In its May IPO, Tremor sold 7.5 million shares for $10 a piece — below the previous target of $11 to $12 the company had in mind when it originally filed its S-1 the month before. Since that time, the stock has lost roughly 20% in the past two months, consistently hovering above $8.
Video boom? In the interim, there has been speculation about other video ad tech companies going public or being acquired as the market heats up on the expectation that some sizable portion of the $75 billion TV ad market will shift to what eMarketer says is a $4 billion digital video market. At the moment, the amount of TV dollars coming into digital is minimal at best, but as siloes within media buying agencies come down and digital is placed at the center of ad budgets, that expectation isn’t too far-fetched. In any case, cross-platform media buys are becoming more common as advertisers seek an extension of their traditional media placements to capture desired audiences.
Video spotlight: Tremor’s first earnings release comes toward the end of a momentous week for online video ad tech companies. In addition to the pricing of fellow video ad network YuMe (at a lower-than-hoped for $9), AOL revealed that it paid $405 million to acquire video marketplace Adap.tv, a company that itself had been on the IPO path. Other video ad tech companies such as BrightRoll, a company that is squarely in the programmatic space, are also candidates for the public markets.

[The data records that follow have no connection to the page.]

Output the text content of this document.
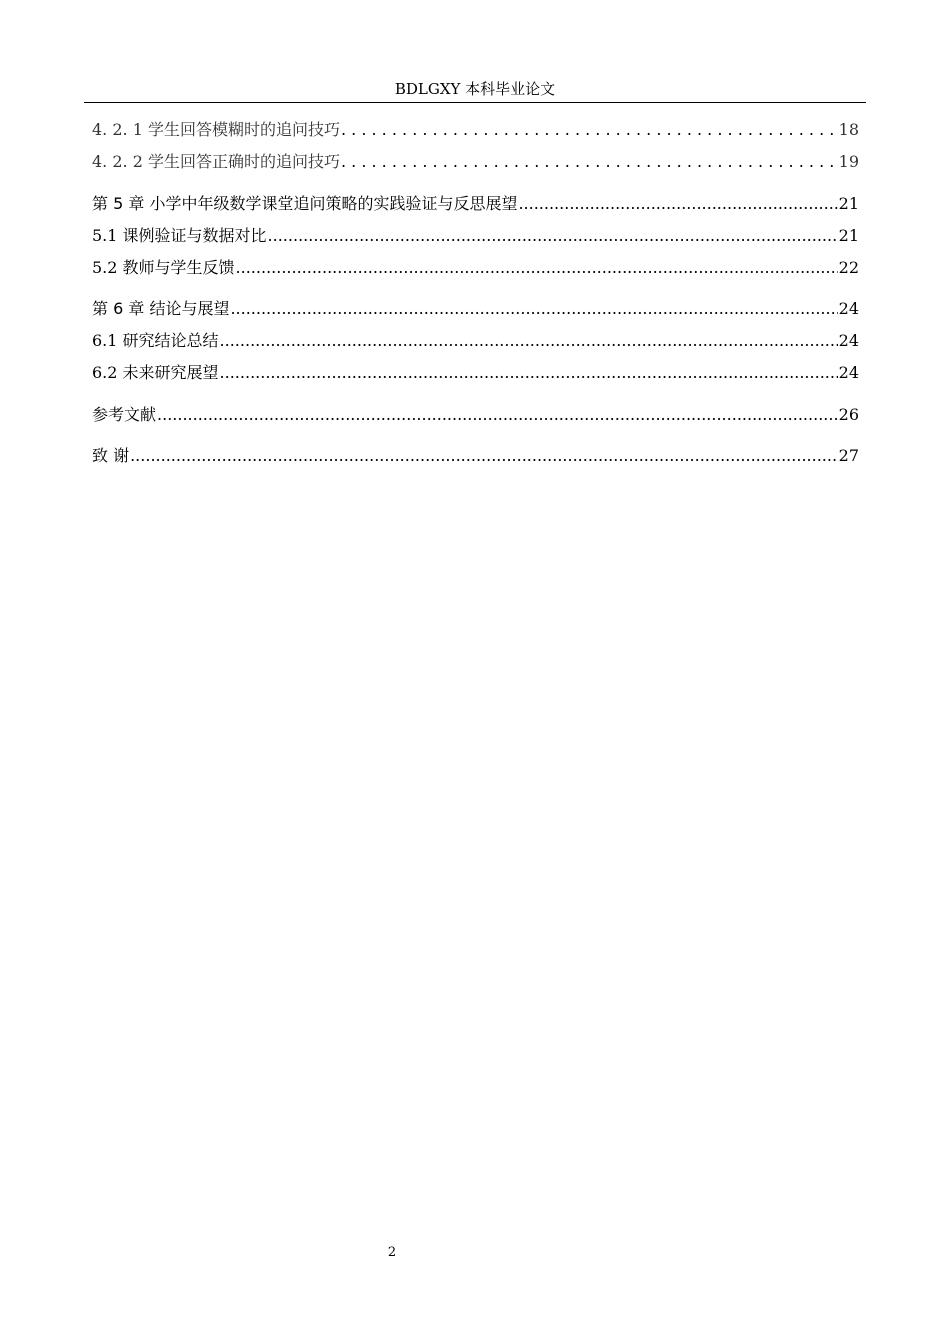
BDLGXY 本科毕业论文
4. 2. 1 学生回答模糊时的追问技巧 . . .	18
4. 2. 2 学生回答正确时的追问技巧 . . .	19
第 5 章 小学中年级数学课堂追问策略的实践验证与反思展望 .....	21
5.1 课例验证与数据对比 .....	21
5.2 教师与学生反馈 .....	22
第 6 章 结论与展望 .....	24
6.1 研究结论总结 .....	24
6.2 未来研究展望 .....	24
参考文献 .....	26
致 谢 .....	27
2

On a call with press, Tremor CEO Bill Day noted the recent Media Ratings Council accreditation for Tremor’s proprietary viewability metrics and that Tremor’s in-stream ad placements are include traditional pricing formats as well as CPE — cost per engagement — and that marketers only pay when a viewer has interacted in some way with a placement.
“We are where programmatic and premium meet,” Day said.
Day offered more details about the importance of mobile advertising to the company’s revenue stream.
Asked what the factors were in Q2’s positive results in comparison to the weaker signs found in the company’s IPO, Day said it was simply the market “resonating with what we do” and the fact that video advertising continues to attract rising dollars.
As for mobile advertising, while Tremor doesn’t separate out impressions from smartphones and tablets, that segment does make up 13% of the company’s revenues. In the meantime, tablets are leading the way for its mobile video ad dollars.
Meanwhile, Day said that connected TV advertising is part of Tremor’s plans, but that process is hamstrung by the lack of consumer adoption. In preparation for the connected TV moment when it does materialize, Day said to expect more deals like the recent one with music video streaming service VidZone, which has an app on Sony Playstation.
“We’re all set to go when it comes to other platforms,” Day said. “One of the questions we had a year ago is how the engagement model can work in the mobile space. But we’ve made some investments and it will pay off relatively soon, we believe. For the most part, mobile is here and now and connected TV is on the horizon.”